A PRIMA VERA

... E como hoje é Primavera!!!

A PRIMA VERA

(Crônica de Carlos Freitas)

Ansiosos, esperávamos por ela. Pressenti que chegara, quando, deleitosamente inspirei a mescla de suaves perfumes de rosas, cravos e jasmins, que, desautorizadamente haviam entrado pela escancarada janela da sala. Ao longe, ouvia-se uma sonora cantoria de melros, cotovias, pardais e sabiás.

Eu ainda não a conhecia, mas guardara na memória a silhueta que idealizara. Os parentes, diziam que de todas as outras, a prima Vera era a mais atraente, simpática, eloquente, atenciosa e aprazível. Quando soou a campainha saí qual bólido em direção à porta. Ao abri-la, gentilmente reverenciei sua beleza balbuciando um: seja bem vinda. A prima Vera era a evocação da alegria, que, como a estação homônima ao seu nome (lido de uma só vez), trazia vigor, viço e beleza à fauna e a flora, como também aos meus olhos.

Passado o fascinante torpor que me envolvera, voltei à consciência e a realidade, fazendo uma mesura para que entrasse. Abracei-a sedutoramente, nem tanto pela saudade, mas pelo prazer de senti-la mais perto, mais aconchegante. Ambicionava sentir as vibrações daquele corpo exuberante, aspirar mais de perto aquele perfume, que invadia, inebriava e embriagava meus sentidos, deixando-os desnorteados... Em conflitos.

Era uma ruiva fascinante. Elegantérrima! Cabelos longos, olhos negros tais jabuticabas ou Maria pretinha! Elegante no andar, delicada no falar, cativou a todos. Tornou-se o centro das atenções e perguntas. Graciosamente, respondia uma por uma sem pressa, acrescentando pormenores, mesmo para as mais sem importância – mesmo fúteis! Fiquei ao longe num canto da sala, deleitando-me com impar e envolvente beleza, a qual me induzia a viajar nas asas de doces e inocentes pensamentos.

Honestamente, não me atormentava complexos ou sentimentos de culpa por ver-me envolvido por esses delírios e fantasias com minha prima, mesmo porque não era prima legítima. Era filha adotiva de minha tia, irmã de mamãe. Não tínhamos vinculo de sangue. Qualquer arroubo de paixão, ou, atração que descobrissem entre nós, não mancharia a honra da família, nem tampouco os bons costumes da tradicional família católica! Isso me eximia de possíveis conflitos de consciência. Certamente, que se soubessem, seria alvo de críticas e condenações. Mas, quem poderá cegar aqueles sentimentos que brotam à primeira vista, lá no recôndito da alma, os quais somos incapazes de evitar?

Todavia, se sabia que biologicamente não era prima legitima, pouco depois descobri que tinha um destino ilegítimo, padrasto. A prima Vera, viera nos visitar apenas pela consideração que nos tinha. Estava a cumprir um ritual de cunho estritamente social – entregar o convite do seu casamento! Quando peguei aquele papel cheio de palavras, de escrita rebuscada, parecia em chamas a queimar minhas mãos.
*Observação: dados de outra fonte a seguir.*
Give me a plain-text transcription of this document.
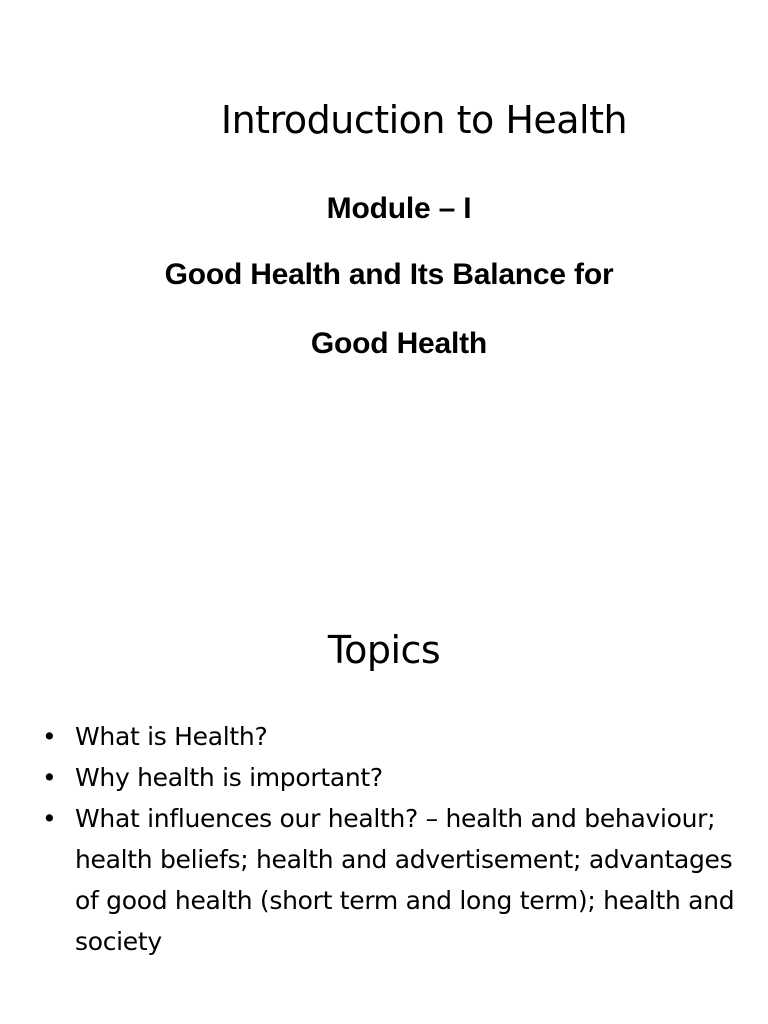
Introduction to Health
Module – I
Good Health and Its Balance for
Good Health
Topics
• What is Health?
• Why health is important?
• What influences our health? – health and behaviour; health beliefs; health and advertisement; advantages of good health (short term and long term); health and society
Parecia também um punhal: à medida que o lia, inclemente, sangrava mais fundo meu desgraçado coração, que até há pouco, jazia imerso em delírios de felicidade.
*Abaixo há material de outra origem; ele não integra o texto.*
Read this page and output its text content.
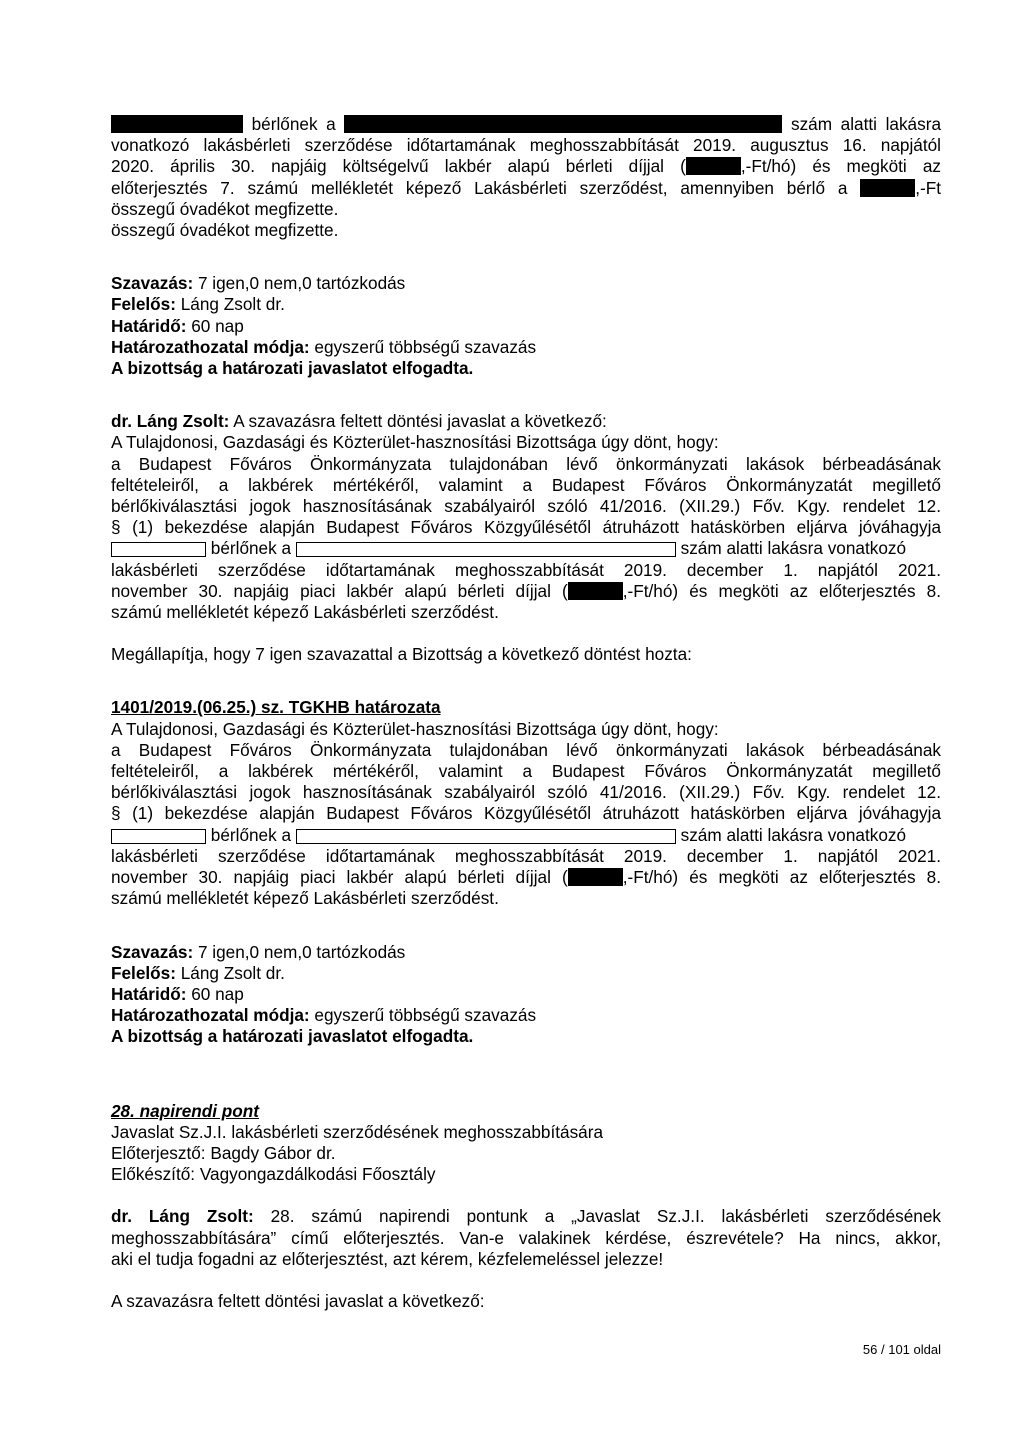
bérlőnek a	szám alatti lakásra
vonatkozó lakásbérleti szerződése időtartamának meghosszabbítását 2019. augusztus 16. napjától
2020. április 30. napjáig költségelvű lakbér alapú bérleti díjjal (	,-Ft/hó) és megköti az
előterjesztés 7. számú mellékletét képező Lakásbérleti szerződést, amennyiben bérlő a	,-Ft
összegű óvadékot megfizette.
összegű óvadékot megfizette.
Szavazás: 7 igen,0 nem,0 tartózkodás
Felelős: Láng Zsolt dr.
Határidő: 60 nap
Határozathozatal módja: egyszerű többségű szavazás
A bizottság a határozati javaslatot elfogadta.
dr. Láng Zsolt: A szavazásra feltett döntési javaslat a következő:
A Tulajdonosi, Gazdasági és Közterület-hasznosítási Bizottsága úgy dönt, hogy:
a Budapest Főváros Önkormányzata tulajdonában lévő önkormányzati lakások bérbeadásának
feltételeiről, a lakbérek mértékéről, valamint a Budapest Főváros Önkormányzatát megillető
bérlőkiválasztási jogok hasznosításának szabályairól szóló 41/2016. (XII.29.) Főv. Kgy. rendelet 12.
§ (1) bekezdése alapján Budapest Főváros Közgyűlésétől átruházott hatáskörben eljárva jóváhagyja
bérlőnek a	szám alatti lakásra vonatkozó
lakásbérleti szerződése időtartamának meghosszabbítását 2019. december 1. napjától 2021.
november 30. napjáig piaci lakbér alapú bérleti díjjal (	,-Ft/hó) és megköti az előterjesztés 8.
számú mellékletét képező Lakásbérleti szerződést.
Megállapítja, hogy 7 igen szavazattal a Bizottság a következő döntést hozta:
1401/2019.(06.25.) sz. TGKHB határozata
A Tulajdonosi, Gazdasági és Közterület-hasznosítási Bizottsága úgy dönt, hogy:
a Budapest Főváros Önkormányzata tulajdonában lévő önkormányzati lakások bérbeadásának
feltételeiről, a lakbérek mértékéről, valamint a Budapest Főváros Önkormányzatát megillető
bérlőkiválasztási jogok hasznosításának szabályairól szóló 41/2016. (XII.29.) Főv. Kgy. rendelet 12.
§ (1) bekezdése alapján Budapest Főváros Közgyűlésétől átruházott hatáskörben eljárva jóváhagyja
bérlőnek a	szám alatti lakásra vonatkozó
lakásbérleti szerződése időtartamának meghosszabbítását 2019. december 1. napjától 2021.
november 30. napjáig piaci lakbér alapú bérleti díjjal (	,-Ft/hó) és megköti az előterjesztés 8.
számú mellékletét képező Lakásbérleti szerződést.
Szavazás: 7 igen,0 nem,0 tartózkodás
Felelős: Láng Zsolt dr.
Határidő: 60 nap
Határozathozatal módja: egyszerű többségű szavazás
A bizottság a határozati javaslatot elfogadta.
28. napirendi pont
Javaslat Sz.J.I. lakásbérleti szerződésének meghosszabbítására
Előterjesztő: Bagdy Gábor dr.
Előkészítő: Vagyongazdálkodási Főosztály
dr. Láng Zsolt: 28. számú napirendi pontunk a „Javaslat Sz.J.I. lakásbérleti szerződésének
meghosszabbítására” című előterjesztés. Van-e valakinek kérdése, észrevétele? Ha nincs, akkor,
aki el tudja fogadni az előterjesztést, azt kérem, kézfelemeléssel jelezze!
A szavazásra feltett döntési javaslat a következő:
56 / 101 oldal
Os perfumes, percebi, dispersaram-se pela casa. Na sala restara um ar lúgubre. Os pássaros não mais gorjeavam. Pela janela reparei que as arvores vertiam copioso pranto: suas indefesas folhas, vítimas de um vento mais intenso e forte, desgarravam-se impotentes estatelando-se no solo! Temporão, o outono chegara com robustez...

... Recobrando-me do devaneio, mesmo uma alucinação em que viajara, senti nas narinas, que o perfume das rosas, cravos e jasmins estavam no auge. O arrulhar dos pássaros, sentia – ainda se fazia impetuoso. Olhando pela janela notei que as arvores e folhagens, revestiam-se com novas folhas e flores. O céu parecia extasiado, escancarando um sorriso hipnótico de felicidade e prazer, ao exibir garbosamente, nuvens imaculadamente brancas - quais mechas de algodão.

Não existia e jamais existiu prima alguma! O vulto que adentrara pela porta, não era mais que uma rosa vermelha atirada por minha irmã em meio ao jardim, anunciando que a Primavera, a mais bela das estações chegara, e com ela a alegria da vida na sua mais pura essência. Com a rosa em minhas mãos, vertiginosamente minha obsessiva imaginação materializara à minha frente, a mulher que eu idealizara: A prima Vera!